Wednesday. July 15, 1992...

Up early, driving past 132' high Tower Falls and out the north entrance to Yellowstone. In Gardiner, just north of the park, I picked up an interesting little booklet entitled "Yankee Jim and the Yellowstone Trail," about the man who built a private road through a canyon north of the park; it also includes some detail about the early Yellowstone Trail, a forerunner of US 89 in this region.

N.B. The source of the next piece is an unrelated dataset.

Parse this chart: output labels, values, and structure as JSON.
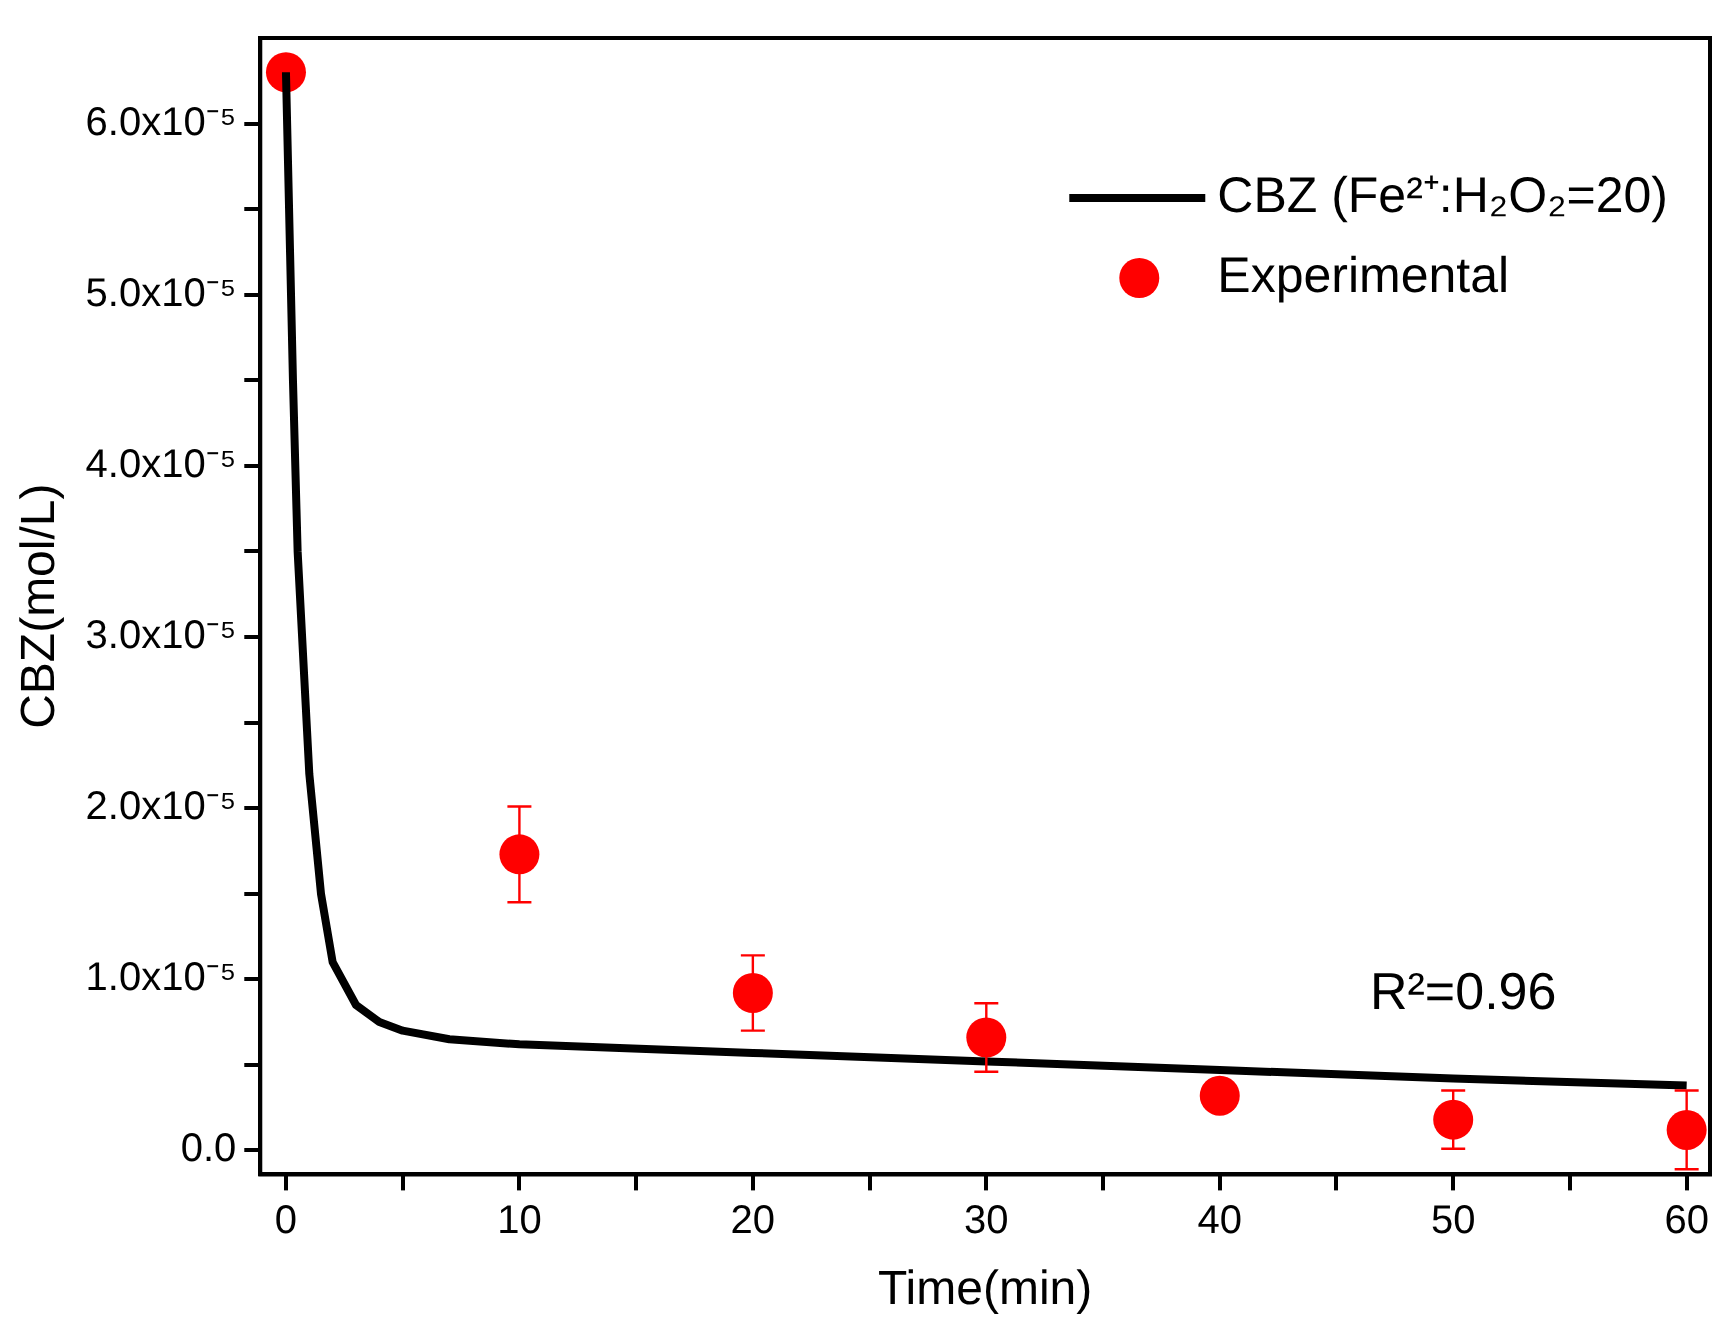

Rainbow Dam, Missouri River, Great Falls, MT

Then I spent the rest of the day following 89 north towards Canada. After Gardiner, the only towns of any size along the 350-mile drive were Livingston (where the local museum was closed until noon, and I didn't have time to wait) and Great Falls. Just east of Great Falls is the Rainbow Dam across the Missouri, with a "Lewis and Clark Overlook" providing a lovely view of a dam which would have astonished Lewis and Clark. Great Falls is also the home of the Charles M. Russell museum, collecting the works of the renowned Western painter/sculptor next to his home and studio. (I prefer Frederic Remington's work, though -- and he worked from a studio less than five miles from where I grew up in the New York suburbs.)

US 89, south of Browning, MT

Though Great Falls tries to be a "Gateway to the West" city, it's actually in the middle of the wheat-growing prairie, with architecture -- and traffic -- resembling North Dakota more than the Rockies. The eastern two-thirds of Montana is grain country, and notwithstanding America the Beautiful's reference to "amber waves of grain," those waves get awfully damn repetitive after the first 20 miles. From Great Falls, it was north 120 miles to Browning, where I stayed at the Glacier Motel, a small, nine-unit place on the east side of town.